Leopard close up at Moholoholo

Amazing leopard sighting!

It was an hour or so after sunrise on Friday March 28th and without a cloud in the sky it was already beginning to get hot. As we drove towards the north of the property, no one could have predicted what was to happen shortly. Andy spotted a leopard as it headed into the bush from the road and we drove slowly up in the Landy hoping to get enough of a gap in the vegetation for another glimpse. As we approached we saw her sitting on a rock probably 30m from the vehicle staring right at us. We could hardly believe it, the odds of finding her again in the thick bush had been minimal. For about thirty seconds she stayed there watching us as intently as we watched her, allowing us to get some phenomenal identification photos. Then she slowly turned around and headed up the koppie and again into the vegetation. Aghast and ecstatic we crept around in the vehicle- surely there was no chance of seeing her for a third time?!
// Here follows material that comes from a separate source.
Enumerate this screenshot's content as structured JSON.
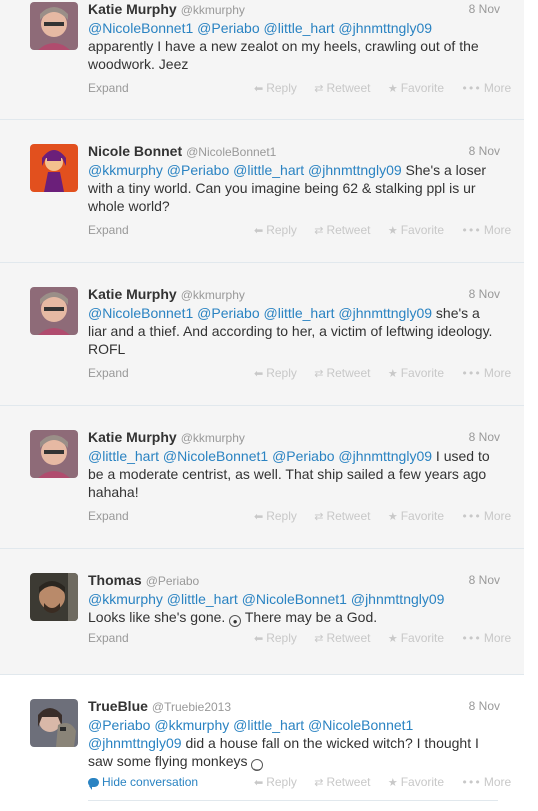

Incredibly we found her again sitting under a tree a little further up the koppie and she sat there for a few more seconds before running off. Although it had been a truly amazing sighting, we all felt saddened for a moment believing that we had startled her… it turned out we hadn’t! She jumped into a patch of long grass which was followed by some loud, high pitch squeals as a dassie emerged jumping down the rocks in our direction, followed almost simultaneously by the leopard reappearing with a large dassie firmly clasped in between her jaws. She stood again and looked at us for a few seconds, the dassie protruding from her mouth plain for all to see, before climbing up and out of sight slowly and for a final time.

We sat, silent initially, as it began to dawn on us what we had just witnessed. This was something that no one would ever surely see outside of their television screen- an entirely wild and free leopard making a successful kill! We all felt overwhelmingly privileged to have been there and it is something that none of us will ever forget.